Na última quarta-feira (07) o Ministro Roberto Barroso compareceu à cerimônia de aposição do retrato do ex-presidente do STF, Joaquim Barbosa, e, ao saudá-lo afirmou que ele é um “negro de primeira linha”,
com doutorado em Paris, a quem tinha tido a honra de receber na
Universidade do Estado do Rio de Janeiro. Segundo os presentes o
ministro Joaquim Barbosa deixou transparecer no semblante a irritação e o
caso foi parar na imprensa provocando uma retratação no dia seguinte.
Na
abertura da sessão plenária do STF de 08 de junho Luis Roberto Barroso
desculpou-se pelo ocorrido, afirmou que a expressão “primeira linha”

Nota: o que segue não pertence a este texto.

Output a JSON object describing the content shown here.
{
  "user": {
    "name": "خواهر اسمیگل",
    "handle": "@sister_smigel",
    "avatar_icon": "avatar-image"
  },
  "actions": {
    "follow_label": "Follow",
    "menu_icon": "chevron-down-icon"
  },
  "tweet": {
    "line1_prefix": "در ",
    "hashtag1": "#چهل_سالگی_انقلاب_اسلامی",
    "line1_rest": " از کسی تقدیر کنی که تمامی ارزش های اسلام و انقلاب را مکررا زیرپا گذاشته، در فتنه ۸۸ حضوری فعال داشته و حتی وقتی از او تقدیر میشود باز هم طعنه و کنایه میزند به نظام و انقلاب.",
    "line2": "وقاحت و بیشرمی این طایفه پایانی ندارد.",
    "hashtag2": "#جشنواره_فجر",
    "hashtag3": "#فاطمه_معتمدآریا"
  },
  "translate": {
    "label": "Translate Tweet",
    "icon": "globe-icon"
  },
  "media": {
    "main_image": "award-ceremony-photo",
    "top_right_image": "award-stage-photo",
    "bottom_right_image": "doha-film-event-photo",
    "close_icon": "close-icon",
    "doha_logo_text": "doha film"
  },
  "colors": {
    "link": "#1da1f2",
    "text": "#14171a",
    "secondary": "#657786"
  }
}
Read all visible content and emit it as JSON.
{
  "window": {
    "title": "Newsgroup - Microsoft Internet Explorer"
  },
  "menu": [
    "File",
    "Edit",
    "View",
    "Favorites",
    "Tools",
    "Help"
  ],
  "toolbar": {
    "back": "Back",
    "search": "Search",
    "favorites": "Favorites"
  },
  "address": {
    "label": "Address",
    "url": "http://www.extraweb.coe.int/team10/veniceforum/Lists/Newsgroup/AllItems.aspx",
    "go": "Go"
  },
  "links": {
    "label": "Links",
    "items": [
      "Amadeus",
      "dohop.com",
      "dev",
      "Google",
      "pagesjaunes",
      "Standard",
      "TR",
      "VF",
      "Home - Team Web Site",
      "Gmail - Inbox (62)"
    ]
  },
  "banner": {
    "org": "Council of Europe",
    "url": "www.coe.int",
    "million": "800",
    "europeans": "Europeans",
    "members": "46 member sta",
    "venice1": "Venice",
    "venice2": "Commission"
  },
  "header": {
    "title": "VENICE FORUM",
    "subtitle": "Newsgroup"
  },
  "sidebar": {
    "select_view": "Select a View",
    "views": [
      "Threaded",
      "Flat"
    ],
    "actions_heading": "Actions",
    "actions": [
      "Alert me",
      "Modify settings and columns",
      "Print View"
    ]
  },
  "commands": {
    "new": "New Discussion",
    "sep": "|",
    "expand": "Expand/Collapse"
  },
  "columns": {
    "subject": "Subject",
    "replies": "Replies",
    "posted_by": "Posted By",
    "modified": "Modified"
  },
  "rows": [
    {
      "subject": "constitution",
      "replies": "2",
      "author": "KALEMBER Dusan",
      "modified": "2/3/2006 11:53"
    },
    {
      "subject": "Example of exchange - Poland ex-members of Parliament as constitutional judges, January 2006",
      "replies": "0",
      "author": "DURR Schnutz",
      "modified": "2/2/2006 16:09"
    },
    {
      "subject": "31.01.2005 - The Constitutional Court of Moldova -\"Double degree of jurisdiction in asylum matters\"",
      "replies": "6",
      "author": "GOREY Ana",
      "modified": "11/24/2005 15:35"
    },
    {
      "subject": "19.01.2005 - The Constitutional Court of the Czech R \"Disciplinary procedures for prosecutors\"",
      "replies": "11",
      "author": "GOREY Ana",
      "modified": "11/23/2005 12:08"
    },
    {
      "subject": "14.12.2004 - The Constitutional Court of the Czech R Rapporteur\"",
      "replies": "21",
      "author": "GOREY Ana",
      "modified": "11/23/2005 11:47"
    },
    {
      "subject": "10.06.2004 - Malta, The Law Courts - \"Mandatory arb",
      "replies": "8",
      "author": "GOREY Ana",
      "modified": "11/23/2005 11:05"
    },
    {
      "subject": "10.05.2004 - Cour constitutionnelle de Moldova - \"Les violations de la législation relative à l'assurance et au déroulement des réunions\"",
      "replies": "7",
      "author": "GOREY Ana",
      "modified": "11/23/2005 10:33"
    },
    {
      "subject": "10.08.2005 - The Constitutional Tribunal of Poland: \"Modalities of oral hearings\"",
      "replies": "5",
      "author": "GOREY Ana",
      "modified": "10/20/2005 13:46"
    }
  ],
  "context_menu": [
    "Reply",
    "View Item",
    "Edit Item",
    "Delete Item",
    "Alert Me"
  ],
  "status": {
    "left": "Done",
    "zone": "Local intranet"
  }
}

referia-se à palavra intelectual, e não à palavra negro, e disse que se
retratava àqueles que eventualmente tenham se sentido ofendidos. O caso
pareceu resolvido.
Contudo,
penso que continua sendo oportuno pensar, mesmo depois das desculpas
apresentadas, sobre o que significa a frase do ministro Barroso e
refletir sobre como sua afirmação é elucidativa de como funciona o
racismo à brasileira.
Temos aprendido dia a dia no Brasil que não basta interditar trajetórias negras e inviabilizar sua presença na cena pública.
O
repertório do racismo nacional também especializou-se em marcar com
categorias raciais para sublinhar o aspecto desconforme destes corpos
negros no mundo branco. Ainda que por meio de elogios, aparentemente
marcados de boa intenção, multiplicam-se frases sobre a menina que é
negra, mas é bonita; moreno, mas muito inteligente; escuro, porém,
extremamente honesto
Quando
não há como evitar que negros circulem, ainda que minoritariamente, em
espaços de poder, riqueza e prestígio são acionados processos para
relembrar que negros são a subclasse do mundo e que, em função disso, só
podem acessar aos lugares periféricos da história. Quando se reconhece o
talento negro isso sempre vem acompanhado de uma conjunção adversativa,
pronta a enunciar que aquele talento é surpreendente, ou seja, não
esperado de “pessoas de cor”.
Ao ressaltar que o ministro Joaquim é um negro de primeira linha o ministro Barroso está lembrando que os negros em geral são negros de linha alguma, subclasse de gente de quem se questiona a humanidade.
É
em face do seu acesso ao mundo dos brancos (doutorado na França,
erudição europeia, conhecimento dos idiomas dos países centrais) que
Barbosa pode ser digno de registro no repertório controverso das
relações raciais no Brasil, mas nunca será efetivamente um igual no
mundo dos ministros do STF. Será sempre um “outro” que, apesar da raça,
chegou conjunturalmente aquele lugar.
Certamente
a fala do ministro Barroso será defendida a partir do discurso de que
ele é um estudioso das ações afirmativas; colaborou com pautas da
comunidade negra e até que ele tem amigos negros, que frequentam sua
casa e gozam de sua confiança. Mas, o racismo se retroalimenta
justamente desta contradição: convive-se com negros sem que isso rompa
com os pactos e privilégios típicos de uma sociedade construída a partir
de modelos de desigualdade e violência.
Certamente
Barroso pretendeu ser gentil e elogioso com o seu ex colega de
tribunal. Mas a hierarquia do racismo reside justamente na possibilidade
de – consciente e inconscientemente – reforçar estigmas e estereótipos;
alimentar-se deles para criar desigualdades, e, quando a injustiça
racial é denunciada, rapidamente poder afirmar que foi brincadeira, que
foi um mal-entendido, que foram os negros que entenderam errado e que
não era o objetivo ofender. É o velho dá o tapa e esconde a mão.
O
elogio desastrado de Barroso a Joaquim releva mais do que aquilo que
enxergamos num primeiro momento. Mais do que uma gafe – como registrou a
imprensa – ou mais do que uma palavra infeliz – como anotou o próprio
Ministro – a segmentação dos negros entre os de primeira e os de segunda
é uma velha narrativa pela qual o Brasil expressa seu incontornável
desconforto com negros e negras que aparecem e brilham demais.
Felipe da Silva Freitas doutorando
em direito pela Universidade de Brasília e membro de Grupo de Pesquisa
em Criminologia da Universidade Estadual de Feira de Santana.